When I last broached the topic of alcohol FAQs, I talked about why we shouldn’t take medication with alcohol, and why we develop alcohol tolerance through regular drinking.

"Oh come on! There’s got to be more than just two FAQs!” you say? Absolutely right, and we’ll tackle more here.

Why do we turn red after drinking?
The ruddy sheen some people get on their faces or bodies after consuming alcohol is more common among those of East Asian decent, and the phenomenon is also known as the Asian Flush, Asian Glow or Oriental Flush.

Contrary to what folk wisdom claims, this reaction is potentially dangerous. Usually, when a person consumes alcohol, the liquid – composed primarily of ethanol – is first converted into a substance known as acetaldehyde. Acetaldehyde is toxic, and unless it is further converted into acetic acid, it will harm your body.

The body will usually respond by releasing a substance known as aldehyde dehydrogenase-2 (ALDH2) to break down the toxic acetaldehyde into carbon dioxide, water and fats, which are non-toxic and can be processed by the body. The carbon dioxide and water are excreted, whereas the fats are absorbed.

In people who react to alcohol by getting flushed, this conversion process is hindered. Research has indicated that flushing is caused by a deficiency of the ALDH2 gene, and this deficiency obstructs the detoxification of acetaldehyde. The acetaldehyde subsequently triggers a condition in the body known as erythema, which causes blood capillaries in the face, neck and shoulders to dilate, leading to redness.

Does heavy drinking lead to a beer belly?
You bet it does!
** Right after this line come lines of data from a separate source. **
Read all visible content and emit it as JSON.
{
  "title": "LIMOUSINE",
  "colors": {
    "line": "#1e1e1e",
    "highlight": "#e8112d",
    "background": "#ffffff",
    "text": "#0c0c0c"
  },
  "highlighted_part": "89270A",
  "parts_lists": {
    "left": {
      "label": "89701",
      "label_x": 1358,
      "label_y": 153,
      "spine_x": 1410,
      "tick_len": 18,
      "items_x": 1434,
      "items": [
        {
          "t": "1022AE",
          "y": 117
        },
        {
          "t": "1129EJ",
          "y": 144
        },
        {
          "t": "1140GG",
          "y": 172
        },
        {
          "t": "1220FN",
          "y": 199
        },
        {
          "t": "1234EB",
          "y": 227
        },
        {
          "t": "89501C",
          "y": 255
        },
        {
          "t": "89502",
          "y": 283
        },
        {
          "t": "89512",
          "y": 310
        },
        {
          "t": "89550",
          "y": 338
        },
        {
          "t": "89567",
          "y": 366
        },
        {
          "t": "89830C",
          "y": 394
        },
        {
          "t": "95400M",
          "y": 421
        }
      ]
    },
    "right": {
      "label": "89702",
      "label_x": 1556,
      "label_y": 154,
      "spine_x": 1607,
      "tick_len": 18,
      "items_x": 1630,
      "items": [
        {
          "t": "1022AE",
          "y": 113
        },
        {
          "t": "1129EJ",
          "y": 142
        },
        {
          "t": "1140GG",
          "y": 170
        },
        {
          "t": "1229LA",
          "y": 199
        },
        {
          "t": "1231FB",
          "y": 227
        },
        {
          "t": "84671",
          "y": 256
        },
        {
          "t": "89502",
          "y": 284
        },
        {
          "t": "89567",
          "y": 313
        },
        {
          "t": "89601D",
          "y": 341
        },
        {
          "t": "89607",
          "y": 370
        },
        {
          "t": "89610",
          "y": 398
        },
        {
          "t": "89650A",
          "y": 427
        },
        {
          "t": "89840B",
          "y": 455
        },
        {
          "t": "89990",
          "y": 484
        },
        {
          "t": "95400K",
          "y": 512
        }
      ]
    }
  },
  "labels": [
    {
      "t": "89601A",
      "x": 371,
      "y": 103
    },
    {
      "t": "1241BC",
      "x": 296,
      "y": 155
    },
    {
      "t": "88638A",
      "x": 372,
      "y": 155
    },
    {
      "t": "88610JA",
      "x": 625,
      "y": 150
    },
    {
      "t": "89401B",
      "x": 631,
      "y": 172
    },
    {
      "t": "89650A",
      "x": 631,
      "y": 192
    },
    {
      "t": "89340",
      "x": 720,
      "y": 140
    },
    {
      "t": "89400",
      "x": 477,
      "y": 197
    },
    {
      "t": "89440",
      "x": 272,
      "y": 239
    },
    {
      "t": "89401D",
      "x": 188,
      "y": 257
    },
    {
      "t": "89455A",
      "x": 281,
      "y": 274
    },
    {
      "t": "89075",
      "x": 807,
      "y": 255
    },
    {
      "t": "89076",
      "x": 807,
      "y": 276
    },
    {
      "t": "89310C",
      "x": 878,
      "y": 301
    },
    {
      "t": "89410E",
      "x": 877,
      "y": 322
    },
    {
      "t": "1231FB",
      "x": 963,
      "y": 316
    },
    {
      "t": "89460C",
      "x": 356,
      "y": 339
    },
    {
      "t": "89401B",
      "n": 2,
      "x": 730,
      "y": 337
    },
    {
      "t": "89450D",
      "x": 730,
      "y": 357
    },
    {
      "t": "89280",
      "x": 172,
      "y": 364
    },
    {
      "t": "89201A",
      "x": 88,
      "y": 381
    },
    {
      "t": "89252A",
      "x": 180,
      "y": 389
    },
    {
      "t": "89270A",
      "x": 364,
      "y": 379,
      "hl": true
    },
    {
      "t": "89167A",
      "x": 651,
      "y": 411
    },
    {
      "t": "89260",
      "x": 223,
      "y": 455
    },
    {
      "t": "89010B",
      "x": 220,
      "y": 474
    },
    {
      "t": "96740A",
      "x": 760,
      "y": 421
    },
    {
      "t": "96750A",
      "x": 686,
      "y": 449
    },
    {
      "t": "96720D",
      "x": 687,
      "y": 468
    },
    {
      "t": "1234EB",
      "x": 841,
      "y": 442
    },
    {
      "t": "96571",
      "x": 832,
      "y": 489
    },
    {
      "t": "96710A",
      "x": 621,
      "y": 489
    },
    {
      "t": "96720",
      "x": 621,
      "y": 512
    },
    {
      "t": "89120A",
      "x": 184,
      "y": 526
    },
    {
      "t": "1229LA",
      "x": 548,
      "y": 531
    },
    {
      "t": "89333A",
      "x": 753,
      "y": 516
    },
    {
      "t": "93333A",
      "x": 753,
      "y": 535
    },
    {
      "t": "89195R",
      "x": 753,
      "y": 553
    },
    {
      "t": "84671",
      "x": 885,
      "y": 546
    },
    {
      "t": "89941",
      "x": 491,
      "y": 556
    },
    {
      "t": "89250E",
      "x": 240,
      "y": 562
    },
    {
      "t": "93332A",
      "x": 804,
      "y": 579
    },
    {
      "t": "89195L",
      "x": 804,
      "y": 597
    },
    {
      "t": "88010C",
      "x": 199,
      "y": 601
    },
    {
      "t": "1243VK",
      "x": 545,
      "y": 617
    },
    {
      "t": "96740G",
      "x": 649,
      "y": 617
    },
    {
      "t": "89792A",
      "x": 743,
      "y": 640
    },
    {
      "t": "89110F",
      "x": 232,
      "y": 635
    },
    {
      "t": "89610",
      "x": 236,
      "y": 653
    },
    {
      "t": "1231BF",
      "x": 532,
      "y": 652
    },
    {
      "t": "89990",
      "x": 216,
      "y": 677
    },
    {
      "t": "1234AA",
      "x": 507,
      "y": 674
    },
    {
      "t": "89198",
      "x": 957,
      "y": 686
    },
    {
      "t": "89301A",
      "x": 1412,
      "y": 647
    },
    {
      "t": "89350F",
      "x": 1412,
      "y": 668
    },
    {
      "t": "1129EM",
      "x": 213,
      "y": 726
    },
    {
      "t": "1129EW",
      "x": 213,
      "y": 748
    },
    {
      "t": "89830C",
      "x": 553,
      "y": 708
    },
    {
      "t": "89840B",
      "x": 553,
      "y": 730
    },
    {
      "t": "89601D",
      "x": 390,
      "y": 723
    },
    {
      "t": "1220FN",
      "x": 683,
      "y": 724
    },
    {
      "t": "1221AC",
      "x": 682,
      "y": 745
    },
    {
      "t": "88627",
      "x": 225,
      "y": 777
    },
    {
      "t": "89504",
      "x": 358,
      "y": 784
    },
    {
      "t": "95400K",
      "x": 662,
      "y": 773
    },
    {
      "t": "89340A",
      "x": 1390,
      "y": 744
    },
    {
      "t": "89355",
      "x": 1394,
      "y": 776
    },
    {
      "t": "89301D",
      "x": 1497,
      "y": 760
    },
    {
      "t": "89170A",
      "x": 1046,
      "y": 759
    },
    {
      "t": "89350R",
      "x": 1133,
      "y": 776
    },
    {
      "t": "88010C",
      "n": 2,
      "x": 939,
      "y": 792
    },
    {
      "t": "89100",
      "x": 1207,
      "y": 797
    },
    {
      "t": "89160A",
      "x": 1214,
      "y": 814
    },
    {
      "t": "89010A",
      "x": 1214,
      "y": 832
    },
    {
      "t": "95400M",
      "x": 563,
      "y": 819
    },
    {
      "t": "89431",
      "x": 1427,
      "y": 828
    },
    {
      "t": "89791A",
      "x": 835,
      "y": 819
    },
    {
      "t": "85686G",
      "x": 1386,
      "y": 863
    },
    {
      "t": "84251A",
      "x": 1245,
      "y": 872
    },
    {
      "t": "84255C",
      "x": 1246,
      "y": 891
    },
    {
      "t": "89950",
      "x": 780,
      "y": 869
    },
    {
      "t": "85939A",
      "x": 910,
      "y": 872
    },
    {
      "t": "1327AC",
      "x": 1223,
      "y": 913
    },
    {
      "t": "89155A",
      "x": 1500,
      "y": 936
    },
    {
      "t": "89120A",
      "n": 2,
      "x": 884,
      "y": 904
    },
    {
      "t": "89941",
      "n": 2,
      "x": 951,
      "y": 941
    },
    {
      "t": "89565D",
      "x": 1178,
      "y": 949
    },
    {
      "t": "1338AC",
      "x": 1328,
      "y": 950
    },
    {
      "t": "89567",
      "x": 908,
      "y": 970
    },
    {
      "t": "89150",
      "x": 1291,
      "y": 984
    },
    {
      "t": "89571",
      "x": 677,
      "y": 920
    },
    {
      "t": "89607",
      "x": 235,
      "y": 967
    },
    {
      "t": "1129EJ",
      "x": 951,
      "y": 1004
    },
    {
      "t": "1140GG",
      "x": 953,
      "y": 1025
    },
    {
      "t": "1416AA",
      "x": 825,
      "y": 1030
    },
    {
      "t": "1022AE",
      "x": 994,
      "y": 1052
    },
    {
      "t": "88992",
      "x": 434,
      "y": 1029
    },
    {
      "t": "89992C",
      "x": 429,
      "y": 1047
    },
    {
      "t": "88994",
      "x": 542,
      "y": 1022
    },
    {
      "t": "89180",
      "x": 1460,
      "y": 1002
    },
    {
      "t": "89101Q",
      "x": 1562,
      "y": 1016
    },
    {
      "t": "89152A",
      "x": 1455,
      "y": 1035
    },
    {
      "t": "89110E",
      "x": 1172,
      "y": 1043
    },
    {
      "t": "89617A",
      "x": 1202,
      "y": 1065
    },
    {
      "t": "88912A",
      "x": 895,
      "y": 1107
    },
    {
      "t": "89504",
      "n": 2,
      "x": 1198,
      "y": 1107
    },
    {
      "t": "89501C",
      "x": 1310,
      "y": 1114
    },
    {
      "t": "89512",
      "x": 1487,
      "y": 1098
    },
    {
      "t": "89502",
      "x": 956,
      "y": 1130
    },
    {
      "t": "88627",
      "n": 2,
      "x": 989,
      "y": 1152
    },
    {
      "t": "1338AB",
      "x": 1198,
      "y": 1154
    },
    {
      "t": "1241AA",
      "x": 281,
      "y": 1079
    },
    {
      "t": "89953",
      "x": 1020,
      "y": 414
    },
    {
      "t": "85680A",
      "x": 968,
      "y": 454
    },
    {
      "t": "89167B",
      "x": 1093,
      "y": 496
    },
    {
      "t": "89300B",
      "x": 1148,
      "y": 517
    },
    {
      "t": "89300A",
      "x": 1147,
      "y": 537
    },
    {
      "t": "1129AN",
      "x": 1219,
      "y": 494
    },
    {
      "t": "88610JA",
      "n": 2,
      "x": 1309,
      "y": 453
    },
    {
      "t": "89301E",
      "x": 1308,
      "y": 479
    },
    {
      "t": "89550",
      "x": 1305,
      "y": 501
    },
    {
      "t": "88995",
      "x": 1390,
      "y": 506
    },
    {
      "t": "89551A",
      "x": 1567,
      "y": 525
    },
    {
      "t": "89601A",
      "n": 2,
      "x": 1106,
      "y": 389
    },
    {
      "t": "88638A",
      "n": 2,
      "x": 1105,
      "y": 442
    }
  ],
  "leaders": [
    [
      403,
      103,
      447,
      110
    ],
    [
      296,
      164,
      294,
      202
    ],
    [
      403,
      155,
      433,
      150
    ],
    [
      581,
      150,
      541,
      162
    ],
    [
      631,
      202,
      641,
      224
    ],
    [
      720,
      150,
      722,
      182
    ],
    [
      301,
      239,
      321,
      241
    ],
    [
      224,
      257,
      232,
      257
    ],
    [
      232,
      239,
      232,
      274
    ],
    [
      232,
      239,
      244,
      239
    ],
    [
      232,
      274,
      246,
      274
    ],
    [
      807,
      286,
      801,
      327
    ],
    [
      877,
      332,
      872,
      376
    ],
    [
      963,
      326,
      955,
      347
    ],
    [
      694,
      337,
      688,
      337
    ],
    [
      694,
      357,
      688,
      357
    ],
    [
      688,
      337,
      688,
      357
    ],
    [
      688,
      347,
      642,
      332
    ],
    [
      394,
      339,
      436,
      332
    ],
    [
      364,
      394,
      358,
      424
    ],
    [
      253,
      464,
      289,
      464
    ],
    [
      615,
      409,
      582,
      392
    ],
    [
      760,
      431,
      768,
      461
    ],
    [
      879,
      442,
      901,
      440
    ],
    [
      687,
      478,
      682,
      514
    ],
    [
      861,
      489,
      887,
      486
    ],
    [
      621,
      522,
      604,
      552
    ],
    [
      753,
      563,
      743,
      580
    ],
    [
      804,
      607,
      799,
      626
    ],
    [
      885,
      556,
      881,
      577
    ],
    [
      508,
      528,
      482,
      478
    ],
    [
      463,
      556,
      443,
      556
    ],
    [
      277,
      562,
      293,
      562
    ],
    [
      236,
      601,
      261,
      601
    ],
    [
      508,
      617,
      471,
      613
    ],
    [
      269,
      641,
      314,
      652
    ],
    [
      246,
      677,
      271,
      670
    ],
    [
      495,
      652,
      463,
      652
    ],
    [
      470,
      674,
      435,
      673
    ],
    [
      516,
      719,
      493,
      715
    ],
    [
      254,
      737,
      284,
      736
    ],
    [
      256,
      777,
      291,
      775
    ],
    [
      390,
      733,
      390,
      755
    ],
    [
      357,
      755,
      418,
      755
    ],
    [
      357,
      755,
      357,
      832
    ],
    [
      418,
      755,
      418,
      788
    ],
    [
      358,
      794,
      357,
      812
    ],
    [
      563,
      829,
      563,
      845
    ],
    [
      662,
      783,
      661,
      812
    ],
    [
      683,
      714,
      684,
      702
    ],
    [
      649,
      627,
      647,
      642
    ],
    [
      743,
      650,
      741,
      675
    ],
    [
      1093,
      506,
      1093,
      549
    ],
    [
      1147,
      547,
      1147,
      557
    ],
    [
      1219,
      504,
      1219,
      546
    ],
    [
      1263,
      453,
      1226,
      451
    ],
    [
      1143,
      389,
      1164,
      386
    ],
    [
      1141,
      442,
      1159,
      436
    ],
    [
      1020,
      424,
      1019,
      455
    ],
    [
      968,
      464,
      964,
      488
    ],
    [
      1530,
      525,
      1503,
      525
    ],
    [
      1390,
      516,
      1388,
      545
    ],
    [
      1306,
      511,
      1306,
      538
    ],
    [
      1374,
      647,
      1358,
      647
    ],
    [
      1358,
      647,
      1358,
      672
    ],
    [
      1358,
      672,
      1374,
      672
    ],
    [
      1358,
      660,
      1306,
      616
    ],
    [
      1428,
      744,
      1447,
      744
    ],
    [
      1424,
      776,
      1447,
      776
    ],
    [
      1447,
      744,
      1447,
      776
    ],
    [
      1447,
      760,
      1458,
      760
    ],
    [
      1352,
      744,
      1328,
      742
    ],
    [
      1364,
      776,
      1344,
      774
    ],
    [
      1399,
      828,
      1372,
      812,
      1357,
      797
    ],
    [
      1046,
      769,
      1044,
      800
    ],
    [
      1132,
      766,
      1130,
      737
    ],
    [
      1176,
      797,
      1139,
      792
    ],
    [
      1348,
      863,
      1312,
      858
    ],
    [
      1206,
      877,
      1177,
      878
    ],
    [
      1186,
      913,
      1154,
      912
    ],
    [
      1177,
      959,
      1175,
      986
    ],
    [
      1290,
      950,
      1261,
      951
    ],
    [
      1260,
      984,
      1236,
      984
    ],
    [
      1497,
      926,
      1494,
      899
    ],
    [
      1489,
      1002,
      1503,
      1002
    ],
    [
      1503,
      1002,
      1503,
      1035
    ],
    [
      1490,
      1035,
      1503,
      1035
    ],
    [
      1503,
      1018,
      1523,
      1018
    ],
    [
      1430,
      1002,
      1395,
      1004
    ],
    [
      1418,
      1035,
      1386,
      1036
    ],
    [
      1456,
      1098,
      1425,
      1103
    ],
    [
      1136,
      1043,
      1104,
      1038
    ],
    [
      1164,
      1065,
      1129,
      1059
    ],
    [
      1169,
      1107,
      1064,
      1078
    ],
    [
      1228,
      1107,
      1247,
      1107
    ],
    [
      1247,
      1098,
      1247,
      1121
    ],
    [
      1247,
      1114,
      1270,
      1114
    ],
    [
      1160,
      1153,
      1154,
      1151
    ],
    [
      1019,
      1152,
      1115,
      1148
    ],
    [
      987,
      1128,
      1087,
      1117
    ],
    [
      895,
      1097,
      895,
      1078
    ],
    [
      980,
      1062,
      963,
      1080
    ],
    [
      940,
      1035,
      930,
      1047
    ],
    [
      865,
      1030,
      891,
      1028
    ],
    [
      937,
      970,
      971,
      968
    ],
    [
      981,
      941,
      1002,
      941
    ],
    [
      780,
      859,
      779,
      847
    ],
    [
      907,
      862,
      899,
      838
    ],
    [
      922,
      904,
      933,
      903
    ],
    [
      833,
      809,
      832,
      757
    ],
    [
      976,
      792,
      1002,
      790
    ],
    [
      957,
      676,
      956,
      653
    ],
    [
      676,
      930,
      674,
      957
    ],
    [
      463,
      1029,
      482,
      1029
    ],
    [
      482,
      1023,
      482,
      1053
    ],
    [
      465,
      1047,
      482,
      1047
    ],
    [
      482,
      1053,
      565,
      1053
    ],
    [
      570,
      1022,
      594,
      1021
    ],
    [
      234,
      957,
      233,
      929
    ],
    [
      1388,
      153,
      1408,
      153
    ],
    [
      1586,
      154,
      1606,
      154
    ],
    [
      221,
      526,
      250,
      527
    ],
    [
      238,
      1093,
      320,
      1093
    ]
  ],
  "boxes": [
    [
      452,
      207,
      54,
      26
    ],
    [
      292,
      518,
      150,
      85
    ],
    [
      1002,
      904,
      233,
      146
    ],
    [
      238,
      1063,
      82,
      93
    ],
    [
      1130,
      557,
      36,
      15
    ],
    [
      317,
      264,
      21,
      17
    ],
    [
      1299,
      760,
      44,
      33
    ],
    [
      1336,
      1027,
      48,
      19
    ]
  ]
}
But to draw a direct correlation between beer and your paunch is a tad reductionist – it suggests a mysterious causal relationship between the booze and the fat, which is not entirely accurate.

What gets you a beer belly is, in the final analysis, the amount of calories you consume. If you regularly chow down a mountain of food, you can hardly pin the blame on your tipple alone.

Beer, however, is notoriously high in “empty” calories. Foods that contain a lot of empty calories are high in calories but low in nutritional value. Besides fuelling you up with energy, they don’t contribute much to body functions such as building, repair and maintenance. A can of beer contains about 150 kcal from sugar and not much of anything else. Empty calories are easily broken down and absorbed by our bodies, increasing the likelihood of their being converted into fats.

While it’s true that obesity is caused by a variety of factors, alcohol consumption could be one of the key contributors of weight gain, especially if you’re a heavy drinker. If you’re simply not the type who can abstain totally from alcohol, you might want to consider cutting down or going for lighter beverages.